Neue orale Antikoagulanzien

Angehen von Einhaltungsproblemen in Großbritannien

Hintergrund

Neue orale Antikoagulanzien sind in Großbritannien zugelassen für die:

  • Prävention von Schlaganfällen und systemischen Embolien bei erwachsenen Patienten mit Vorhofflimmern ohne Beteiligung der Herzklappen und einem oder mehreren Risikofaktoren
  • Behandlung und Prophylaxe von rezidivierender tiefer Venenthrombose und Lungenembolie

Sie werden außerdem kurzfristig zur Prävention venöser Thromboembolien bei Erwachsenen mit elektiven Hüft- oder Kniegelenkersatzoperationen eingesetzt.

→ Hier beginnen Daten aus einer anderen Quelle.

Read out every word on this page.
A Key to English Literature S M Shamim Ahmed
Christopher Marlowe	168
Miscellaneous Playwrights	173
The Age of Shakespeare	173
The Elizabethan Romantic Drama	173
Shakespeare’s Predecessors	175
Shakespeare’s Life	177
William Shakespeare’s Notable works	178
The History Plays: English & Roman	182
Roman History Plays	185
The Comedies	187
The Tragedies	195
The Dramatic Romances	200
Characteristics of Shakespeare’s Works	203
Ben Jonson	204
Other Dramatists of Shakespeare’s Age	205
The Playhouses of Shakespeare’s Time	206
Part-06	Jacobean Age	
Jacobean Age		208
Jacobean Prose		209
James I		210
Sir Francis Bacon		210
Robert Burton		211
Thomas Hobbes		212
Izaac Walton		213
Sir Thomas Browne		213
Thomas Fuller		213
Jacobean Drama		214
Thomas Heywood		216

Unzureichende Compliance gegenüber oralen Antikoagulanzien – die Risiken

Die Notwendigkeit für eine effektive Behandlung und Prävention von thromboembolischen Ereignissen liegt auf der Hand:

Jedes Jahr haben etwa 110.000 Personen in England einen ersten oder wiederkehrenden Schlaganfall. Mehr als 900.000 Menschen in England leben mit den Folgen eines Schlaganfalls (NICE, 2008).
Das Schlaganfallrisiko bei Patienten mit der Diagnose Vorhofflimmern erhöht sich von 1,5% im fünften Lebensjahrzehnt auf 23,5% bei Patienten im Alter von über 80 Jahren, wodurch die Notwendigkeit für eine effektive Behandlung unterstrichen wird.
Als Folge einer unzureichenden Compliance gegenüber Antikoagulanzien treten postoperative Thromboembolien bei bis zu 10% der Patienten auf, die sich einem Hüft- oder Kniegelenkersatz unterzogen haben.
In England kostet Schlaganfall die Wirtschaft schätzungsweise rund £ 7.000.000 pro Jahr (NICE, 2008).

Wie Patient Connect hilft

Patient Connect machte sein Netz von 6.900 Apotheken in Großbritannien auf die Einhaltungsprobleme aufmerksam und initiierte ein Patientenunterstützungsprogramm, um Patienten zu helfen, die Bedeutung der richtigen Einnahme ihrer oralen Gerinnungshemmer zu verstehen.

ii. An der Ausgabestelle des entsprechenden Antikoagulanz gaben Apotheker dem Paitenten mündlich die folgende klinische Mitteilung: „Ihr Arzt hat Ihnen dieses Medikament verordnet, weil Sie ein erhöhtes Risiko für unerwünschte Blutgerinnsel oder einen Herzinfarkt haben. Sie müssen es regelmäßig einnehmen, täglich, um diese Risiken zu verringern.“

Ergebnisse

Abgegebene Mengen erhöhten sich frühzeitig im Programm und innerhalb von sechs Monaten erreichten die abgegebenen Mengen einen Anstieg von 5%, was darauf hindeutet, dass das Programm einen signifikant positiven Einfluss auf die Compliance hat.